Performing a Monte-Carlo-Simulation
ODYM has no built-in MC tool yet, as practices still need to evolve and the different application cases vary a lot. Re-sampling an entire parameter from the Uncertainty information is easy to implement but often very inefficient, as, like in this case, few actually known parameter values are replicated to span all countries and age-cohorts.
Here, we therefore sample the 25 original material content array only, and replicate the sampled values to cover all regions and age-cohorts. Of course, this can be changed when more data is available. We sample the material content per vehicle NMC times from its defined distribution and re-calculate the stock and outflow variables.
The result can be visualized in box plots, for example, as shown below.
As the material content array comes with min/max uncertainty/variability ranges, from which uniformly distributed samples were drawn, the box plot shows no outliers and the 1./3. quartiles span exactly half the space between min and max values.
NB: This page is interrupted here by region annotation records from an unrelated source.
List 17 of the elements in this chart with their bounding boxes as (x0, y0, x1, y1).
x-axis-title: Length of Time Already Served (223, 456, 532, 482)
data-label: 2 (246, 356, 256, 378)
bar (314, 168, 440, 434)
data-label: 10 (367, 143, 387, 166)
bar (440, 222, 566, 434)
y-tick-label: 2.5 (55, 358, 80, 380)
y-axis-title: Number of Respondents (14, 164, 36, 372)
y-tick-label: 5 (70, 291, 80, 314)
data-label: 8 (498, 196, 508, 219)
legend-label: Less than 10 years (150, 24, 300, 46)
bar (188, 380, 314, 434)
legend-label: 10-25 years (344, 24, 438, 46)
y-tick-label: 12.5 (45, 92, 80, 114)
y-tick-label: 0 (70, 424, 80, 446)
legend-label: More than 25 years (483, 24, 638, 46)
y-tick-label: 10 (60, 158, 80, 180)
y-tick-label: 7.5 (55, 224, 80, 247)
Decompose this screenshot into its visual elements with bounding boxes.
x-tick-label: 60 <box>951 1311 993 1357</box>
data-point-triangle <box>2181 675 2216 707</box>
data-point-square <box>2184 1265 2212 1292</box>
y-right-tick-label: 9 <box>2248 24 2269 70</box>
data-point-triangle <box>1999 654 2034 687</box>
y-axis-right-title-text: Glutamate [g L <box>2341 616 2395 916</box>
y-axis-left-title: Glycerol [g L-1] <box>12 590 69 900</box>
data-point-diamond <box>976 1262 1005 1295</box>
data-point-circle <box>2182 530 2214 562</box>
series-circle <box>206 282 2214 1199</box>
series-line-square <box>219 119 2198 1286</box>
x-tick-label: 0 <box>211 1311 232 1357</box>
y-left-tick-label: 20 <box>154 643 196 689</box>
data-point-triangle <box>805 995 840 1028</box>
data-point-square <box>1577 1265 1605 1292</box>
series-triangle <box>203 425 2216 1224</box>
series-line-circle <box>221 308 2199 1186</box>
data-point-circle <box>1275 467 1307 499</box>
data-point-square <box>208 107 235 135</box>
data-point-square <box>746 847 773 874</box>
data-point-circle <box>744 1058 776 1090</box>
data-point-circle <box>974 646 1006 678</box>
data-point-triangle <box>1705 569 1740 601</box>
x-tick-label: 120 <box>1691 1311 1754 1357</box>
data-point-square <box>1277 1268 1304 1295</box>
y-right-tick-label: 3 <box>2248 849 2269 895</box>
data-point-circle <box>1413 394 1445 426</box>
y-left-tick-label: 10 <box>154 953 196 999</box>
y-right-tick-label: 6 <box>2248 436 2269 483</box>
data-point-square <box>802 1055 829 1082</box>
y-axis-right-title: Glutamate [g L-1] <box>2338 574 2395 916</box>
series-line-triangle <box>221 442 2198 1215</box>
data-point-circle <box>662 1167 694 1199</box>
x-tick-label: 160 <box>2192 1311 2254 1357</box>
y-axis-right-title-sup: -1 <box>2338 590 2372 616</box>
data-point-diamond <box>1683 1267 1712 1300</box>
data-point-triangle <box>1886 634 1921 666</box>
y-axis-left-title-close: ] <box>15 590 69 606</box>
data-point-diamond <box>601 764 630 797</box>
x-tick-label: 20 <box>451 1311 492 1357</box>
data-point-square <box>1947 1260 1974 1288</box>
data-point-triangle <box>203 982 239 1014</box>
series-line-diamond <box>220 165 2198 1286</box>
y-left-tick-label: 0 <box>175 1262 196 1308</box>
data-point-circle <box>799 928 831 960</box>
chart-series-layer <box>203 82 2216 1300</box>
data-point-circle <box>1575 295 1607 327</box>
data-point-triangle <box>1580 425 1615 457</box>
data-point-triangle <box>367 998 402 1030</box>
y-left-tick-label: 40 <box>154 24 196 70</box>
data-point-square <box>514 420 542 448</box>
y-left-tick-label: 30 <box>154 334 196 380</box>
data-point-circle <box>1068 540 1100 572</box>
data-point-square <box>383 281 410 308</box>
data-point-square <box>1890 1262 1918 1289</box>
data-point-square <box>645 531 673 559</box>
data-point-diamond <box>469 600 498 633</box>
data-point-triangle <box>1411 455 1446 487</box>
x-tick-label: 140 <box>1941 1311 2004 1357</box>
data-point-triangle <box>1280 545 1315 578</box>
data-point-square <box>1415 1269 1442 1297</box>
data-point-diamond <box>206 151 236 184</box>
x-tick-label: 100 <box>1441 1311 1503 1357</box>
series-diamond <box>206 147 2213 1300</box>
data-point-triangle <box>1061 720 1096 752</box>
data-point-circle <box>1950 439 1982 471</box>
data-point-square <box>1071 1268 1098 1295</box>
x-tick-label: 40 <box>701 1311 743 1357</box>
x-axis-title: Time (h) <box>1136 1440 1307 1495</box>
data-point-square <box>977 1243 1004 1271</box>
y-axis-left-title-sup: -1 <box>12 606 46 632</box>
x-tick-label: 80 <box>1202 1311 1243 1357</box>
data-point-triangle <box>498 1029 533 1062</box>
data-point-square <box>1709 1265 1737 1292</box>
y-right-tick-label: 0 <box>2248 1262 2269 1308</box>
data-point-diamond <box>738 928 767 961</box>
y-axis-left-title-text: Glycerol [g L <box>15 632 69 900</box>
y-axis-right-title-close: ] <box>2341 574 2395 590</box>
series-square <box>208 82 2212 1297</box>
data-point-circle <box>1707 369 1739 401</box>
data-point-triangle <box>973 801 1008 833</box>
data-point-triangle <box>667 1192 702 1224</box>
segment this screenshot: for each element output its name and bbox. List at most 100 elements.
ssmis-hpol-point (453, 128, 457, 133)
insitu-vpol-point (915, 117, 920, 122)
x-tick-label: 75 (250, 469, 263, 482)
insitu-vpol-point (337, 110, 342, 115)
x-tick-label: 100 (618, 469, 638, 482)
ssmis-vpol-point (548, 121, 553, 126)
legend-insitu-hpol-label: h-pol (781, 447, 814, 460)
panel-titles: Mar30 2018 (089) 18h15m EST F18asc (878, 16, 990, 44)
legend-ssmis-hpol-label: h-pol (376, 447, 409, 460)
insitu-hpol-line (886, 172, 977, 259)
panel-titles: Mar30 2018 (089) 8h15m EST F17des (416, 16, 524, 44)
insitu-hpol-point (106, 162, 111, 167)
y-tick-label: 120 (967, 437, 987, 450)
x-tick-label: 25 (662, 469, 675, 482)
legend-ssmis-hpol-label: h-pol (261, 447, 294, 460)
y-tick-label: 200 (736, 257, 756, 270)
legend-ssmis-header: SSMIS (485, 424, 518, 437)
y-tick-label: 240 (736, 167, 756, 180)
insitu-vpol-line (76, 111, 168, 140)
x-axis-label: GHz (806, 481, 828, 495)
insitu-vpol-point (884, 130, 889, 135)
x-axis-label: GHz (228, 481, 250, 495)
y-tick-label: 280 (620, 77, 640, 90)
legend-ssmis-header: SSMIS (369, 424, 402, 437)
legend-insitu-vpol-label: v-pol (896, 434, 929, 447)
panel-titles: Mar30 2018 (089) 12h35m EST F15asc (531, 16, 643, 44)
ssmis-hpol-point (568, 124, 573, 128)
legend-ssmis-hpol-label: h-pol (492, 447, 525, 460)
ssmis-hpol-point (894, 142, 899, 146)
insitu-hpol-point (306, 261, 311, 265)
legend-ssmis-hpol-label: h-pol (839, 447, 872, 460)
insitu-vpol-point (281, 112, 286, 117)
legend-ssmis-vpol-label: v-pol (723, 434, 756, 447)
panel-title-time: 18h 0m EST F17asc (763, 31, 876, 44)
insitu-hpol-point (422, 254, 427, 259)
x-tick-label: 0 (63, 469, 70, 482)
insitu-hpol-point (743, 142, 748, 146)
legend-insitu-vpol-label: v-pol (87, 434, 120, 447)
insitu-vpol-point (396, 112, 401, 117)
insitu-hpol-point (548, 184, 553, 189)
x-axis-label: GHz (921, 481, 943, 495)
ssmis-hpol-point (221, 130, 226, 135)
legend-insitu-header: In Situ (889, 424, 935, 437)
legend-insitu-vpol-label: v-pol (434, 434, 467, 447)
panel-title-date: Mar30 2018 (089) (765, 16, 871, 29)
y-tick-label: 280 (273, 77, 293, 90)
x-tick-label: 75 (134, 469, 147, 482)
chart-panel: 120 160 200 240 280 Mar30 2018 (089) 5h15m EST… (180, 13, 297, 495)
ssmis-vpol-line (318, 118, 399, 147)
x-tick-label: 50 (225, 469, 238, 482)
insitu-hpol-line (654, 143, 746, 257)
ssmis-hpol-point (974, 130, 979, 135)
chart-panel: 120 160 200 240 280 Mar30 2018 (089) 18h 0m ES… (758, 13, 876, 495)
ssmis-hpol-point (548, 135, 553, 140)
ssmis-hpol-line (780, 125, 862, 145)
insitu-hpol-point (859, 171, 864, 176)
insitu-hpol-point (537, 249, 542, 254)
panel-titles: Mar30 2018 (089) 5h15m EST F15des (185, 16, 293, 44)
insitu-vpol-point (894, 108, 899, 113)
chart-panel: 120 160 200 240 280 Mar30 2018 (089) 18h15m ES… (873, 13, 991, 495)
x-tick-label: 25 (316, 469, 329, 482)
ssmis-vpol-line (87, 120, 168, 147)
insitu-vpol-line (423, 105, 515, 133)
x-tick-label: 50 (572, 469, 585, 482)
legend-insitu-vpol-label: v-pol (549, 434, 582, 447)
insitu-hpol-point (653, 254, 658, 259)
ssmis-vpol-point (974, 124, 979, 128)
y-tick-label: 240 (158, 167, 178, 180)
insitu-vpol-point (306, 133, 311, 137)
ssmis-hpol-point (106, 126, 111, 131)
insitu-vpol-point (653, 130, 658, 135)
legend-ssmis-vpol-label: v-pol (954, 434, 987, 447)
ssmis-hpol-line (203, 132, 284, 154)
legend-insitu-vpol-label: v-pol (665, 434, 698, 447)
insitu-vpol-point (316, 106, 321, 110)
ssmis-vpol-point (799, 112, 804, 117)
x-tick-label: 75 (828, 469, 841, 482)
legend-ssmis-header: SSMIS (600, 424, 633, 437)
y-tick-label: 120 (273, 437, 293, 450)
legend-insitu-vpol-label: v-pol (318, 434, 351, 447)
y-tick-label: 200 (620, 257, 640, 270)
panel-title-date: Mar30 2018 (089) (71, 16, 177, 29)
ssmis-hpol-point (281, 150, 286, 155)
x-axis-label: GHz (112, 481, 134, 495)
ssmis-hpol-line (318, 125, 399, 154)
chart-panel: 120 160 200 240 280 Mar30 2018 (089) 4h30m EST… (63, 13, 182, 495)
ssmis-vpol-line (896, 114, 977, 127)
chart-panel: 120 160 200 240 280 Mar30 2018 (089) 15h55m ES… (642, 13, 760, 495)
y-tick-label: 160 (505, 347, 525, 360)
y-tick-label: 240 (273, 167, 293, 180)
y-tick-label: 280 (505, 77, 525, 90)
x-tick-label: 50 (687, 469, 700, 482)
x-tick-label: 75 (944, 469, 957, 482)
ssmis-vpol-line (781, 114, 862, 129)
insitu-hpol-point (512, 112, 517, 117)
It does show how the variability of the different material content estimates impacts the variation of the material stock estimate. While the estimates for materials 20-22 (rubber, glass, and ceramics) are rather certain, the one for material 11 (Aluminium) varies substantially, which reflects the high variability of the Al content of passenger vehicles.
If the data are well structured and the model is set up accordingly, performing an uncertainty analysis can be quickly done, as the brevity of the Monte-Carlo-code above shows.